Seven French supermarket chains have withdrawn frozen beef meals made by Findus and Comigel.

The move followed the discovery that foods sold in Europe and the UK labelled as beef contained horsemeat.

The scandal has raised questions about the complexity of the food industry's supply chains across the EU.

It has already had an impact on distributors in the UK, France, Sweden, Ireland and Romania.

Food products in a further 11 EU countries may be affected, it is feared.

Food Minister Guillaume Garot said he wanted to ensure that all contentious products had been removed.

Romania is investigating claims one of its abattoirs is responsible.

'Learning lessons'

In the UK, Environment Secretary Owen Paterson is to update MPs on the latest developments in the scandal.

Meat scandal

  • In mid-January, Irish food inspectors announced they had found horsemeat in some burgers stocked by UK supermarket chains
  • Subsequently, up to 100% horsemeat found in several ranges of prepared frozen food in Britain, France and Sweden
  • Up to 16 countries involved
  • Concerns that drug used to treat horses, and which is harmful to humans, could be in food chain
  • Meat traced from France through Cyprus and The Netherlands to Romanian abattoirs
  • Investigation suggests contamination was not accidental but the work of a criminal conspiracy

He has already said a moratorium on EU meat imports, which has been called for, was not allowed under EU rules.

The controversy surrounding contamination of meat products has also affected firms in the Irish Republic and Poland.

Last month, Irish food inspectors announced they had found horsemeat in some burgers stocked by a number of UK supermarket chains, including Tesco, Iceland and Lidl.

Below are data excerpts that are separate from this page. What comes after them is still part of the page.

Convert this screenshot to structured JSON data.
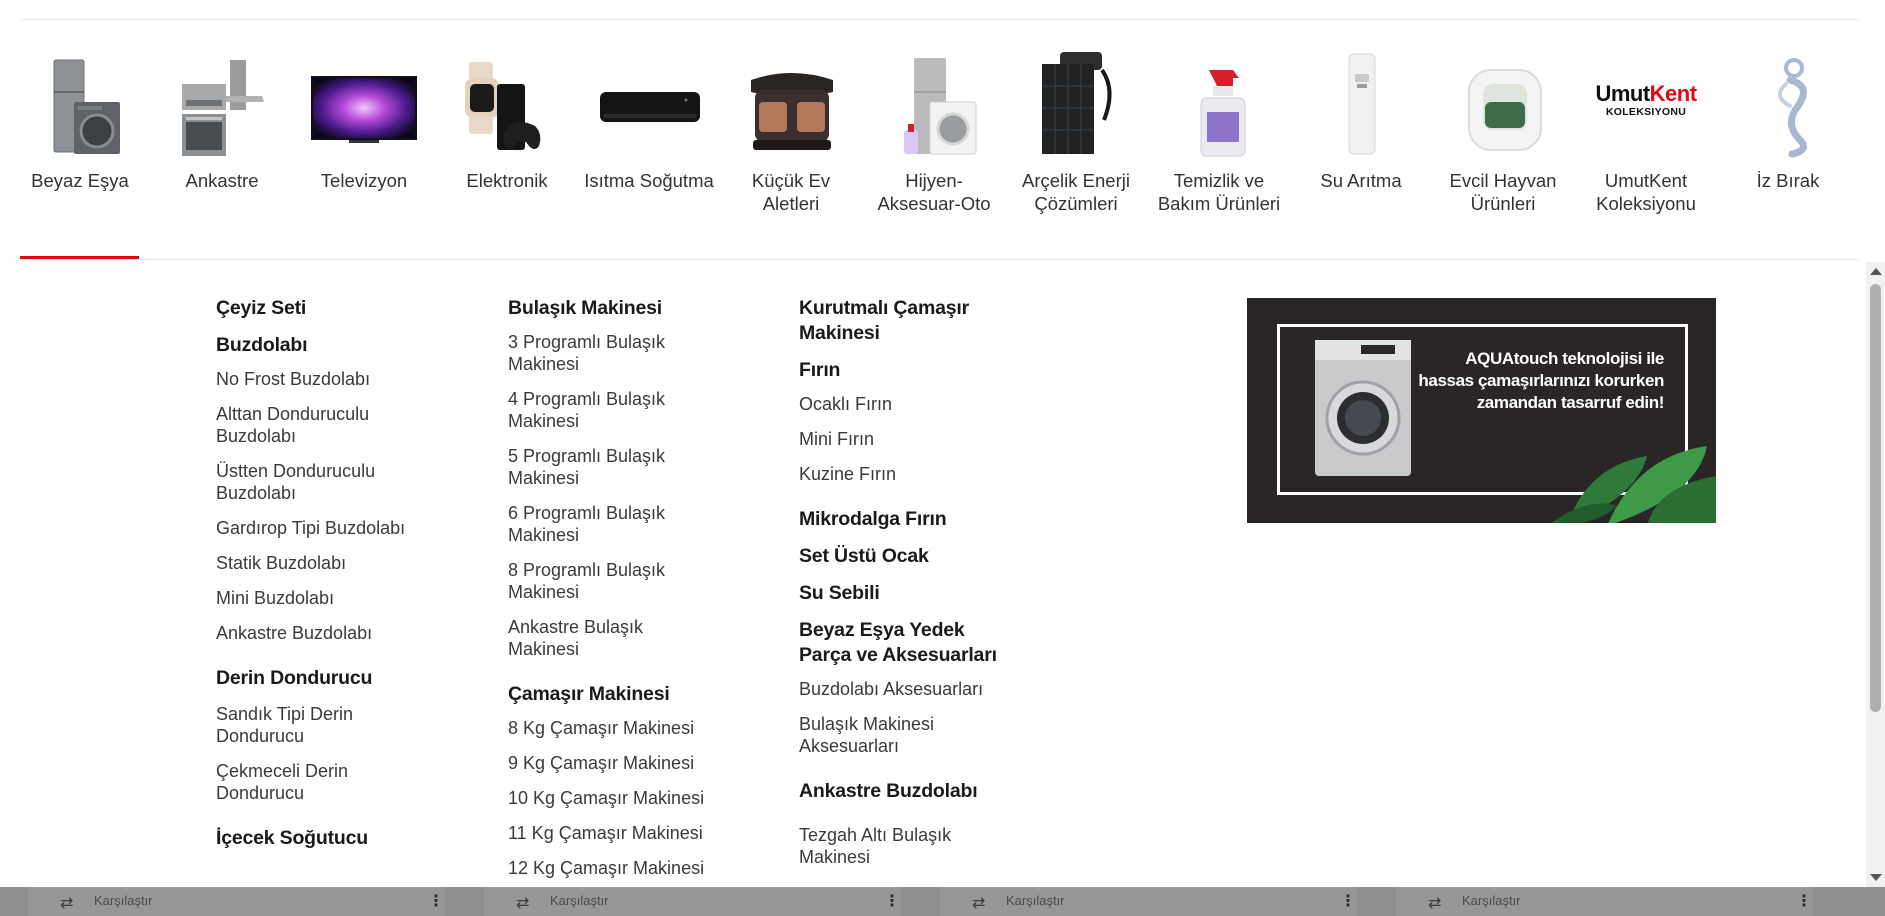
{
  "categories": [
    {
      "label": "Beyaz Eşya",
      "icon": "fridge-washer-icon"
    },
    {
      "label": "Ankastre",
      "icon": "built-in-oven-icon"
    },
    {
      "label": "Televizyon",
      "icon": "tv-icon"
    },
    {
      "label": "Elektronik",
      "icon": "watch-console-icon"
    },
    {
      "label": "Isıtma Soğutma",
      "icon": "air-conditioner-icon"
    },
    {
      "label": "Küçük Ev Aletleri",
      "icon": "coffee-machine-icon"
    },
    {
      "label": "Hijyen-Aksesuar-Oto",
      "icon": "hygiene-products-icon"
    },
    {
      "label": "Arçelik Enerji Çözümleri",
      "icon": "solar-panel-charger-icon"
    },
    {
      "label": "Temizlik ve Bakım Ürünleri",
      "icon": "spray-bottle-icon"
    },
    {
      "label": "Su Arıtma",
      "icon": "water-purifier-icon"
    },
    {
      "label": "Evcil Hayvan Ürünleri",
      "icon": "pet-litter-box-icon"
    },
    {
      "label": "UmutKent Koleksiyonu",
      "icon": "umutkent-logo"
    },
    {
      "label": "İz Bırak",
      "icon": "iz-birak-logo"
    }
  ],
  "umutkent_logo": {
    "umut": "Umut",
    "kent": "Kent",
    "sub": "KOLEKSIYONU"
  },
  "menu": {
    "col1": {
      "h1": "Çeyiz Seti",
      "h2": "Buzdolabı",
      "buzdolabi": [
        "No Frost Buzdolabı",
        "Alttan Donduruculu Buzdolabı",
        "Üstten Donduruculu Buzdolabı",
        "Gardırop Tipi Buzdolabı",
        "Statik Buzdolabı",
        "Mini Buzdolabı",
        "Ankastre Buzdolabı"
      ],
      "h3": "Derin Dondurucu",
      "derin": [
        "Sandık Tipi Derin Dondurucu",
        "Çekmeceli Derin Dondurucu"
      ],
      "h4": "İçecek Soğutucu"
    },
    "col2": {
      "h1": "Bulaşık Makinesi",
      "bulasik": [
        "3 Programlı Bulaşık Makinesi",
        "4 Programlı Bulaşık Makinesi",
        "5 Programlı Bulaşık Makinesi",
        "6 Programlı Bulaşık Makinesi",
        "8 Programlı Bulaşık Makinesi",
        "Ankastre Bulaşık Makinesi"
      ],
      "h2": "Çamaşır Makinesi",
      "camasir": [
        "8 Kg Çamaşır Makinesi",
        "9 Kg Çamaşır Makinesi",
        "10 Kg Çamaşır Makinesi",
        "11 Kg Çamaşır Makinesi",
        "12 Kg Çamaşır Makinesi"
      ]
    },
    "col3": {
      "h1": "Kurutmalı Çamaşır Makinesi",
      "h2": "Fırın",
      "firin": [
        "Ocaklı Fırın",
        "Mini Fırın",
        "Kuzine Fırın"
      ],
      "h3": "Mikrodalga Fırın",
      "h4": "Set Üstü Ocak",
      "h5": "Su Sebili",
      "h6": "Beyaz Eşya Yedek Parça ve Aksesuarları",
      "aksesuar": [
        "Buzdolabı Aksesuarları",
        "Bulaşık Makinesi Aksesuarları"
      ],
      "h7": "Ankastre Buzdolabı",
      "ankastre": [
        "Tezgah Altı Bulaşık Makinesi"
      ]
    }
  },
  "banner": {
    "line1": "AQUAtouch teknolojisi ile",
    "line2": "hassas çamaşırlarınızı korurken",
    "line3": "zamandan tasarruf edin!"
  },
  "bottom_bar": {
    "label": "Karşılaştır"
  },
  "colors": {
    "accent": "#e30613",
    "banner_bg": "#2a2627"
  }
}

The seven French supermarket chains that have already withdrawn some of their frozen meat-based meals, including lasagne, from the shelves are Auchan, Casino, Carrefour, Cora, Monoprix, Grand Jury and Picard.

"We want to get the latest from the whole range of people involved in the food chain on what has happened and start to learn the first lessons," Mr Garot told Agence France Presse.

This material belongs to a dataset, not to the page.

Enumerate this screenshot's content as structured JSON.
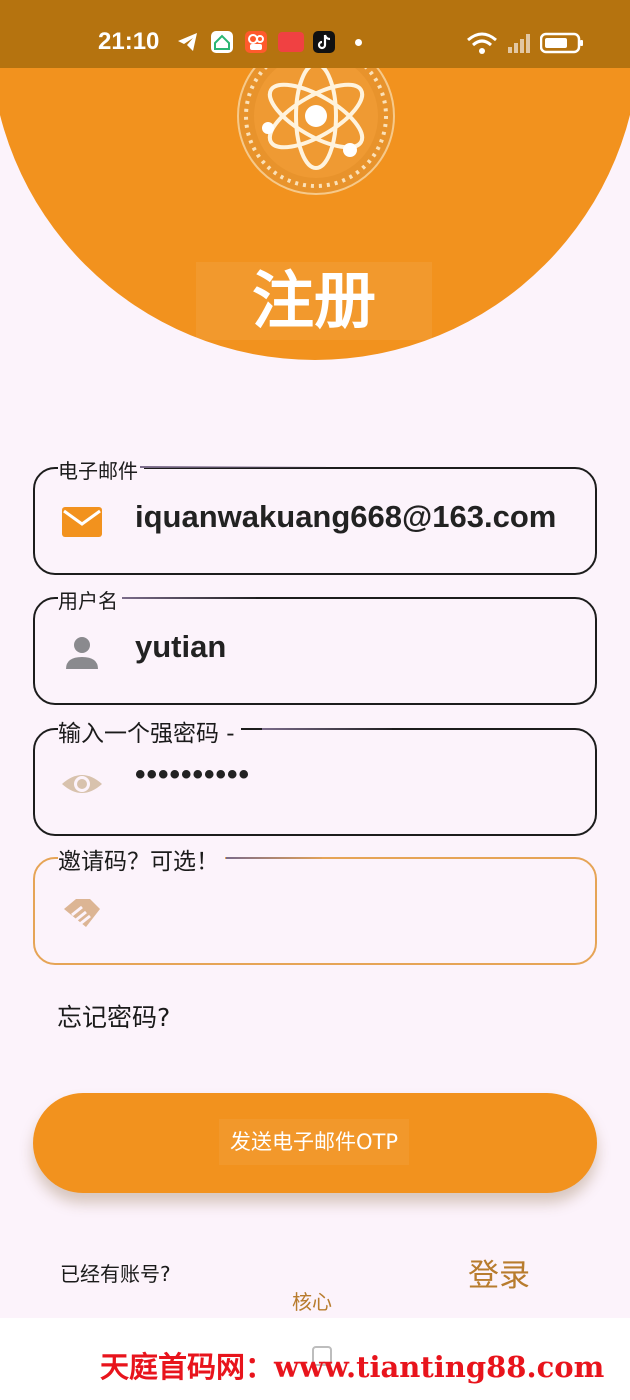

He said producers, food processors, distributers, supermarkets and representatives from the food industry are expected to attend Monday's meeting.

An initial investigation by French officials revealed that French firm Poujol bought the frozen meat from a Cypriot trader, France's Junior Minister for Consumer Goods, Benoit Hamon, said in a statement on Sunday.

'Deceived'

The trader had, in turn, received it from a Dutch food trader, and that Dutch company had purchased the meat from two Romanian slaughterhouses.

Poujol supplied the meat to a Luxembourg factory owned by French group Comigel.

The meat was then sold under the Sweden-based brand, Findus, which has said it has been misled by its Romanian meat supplier.

The food giant has already withdrawn ready meals in France and Sweden after it emerged that its frozen beef lasagne sold in Britain contained up to 100% horsemeat.

Responding to the food scandal, the director of Findus France, Matthieu Lambeaux, said in a statement the company would file a legal complaint on Monday.

"We thought we had certified French beef in our products. But in reality, we were supplied with Romanian horsemeat. We have been deceived," Mr Lambeaux said.

The EU commissioner for agriculture is also due to meet Romania's foreign minister on Monday.

The Romanian President Traian Basescu has warned that his country could face potential export restrictions and lose credibility "for many years" if his country's butchers are revealed to be the root of the problem.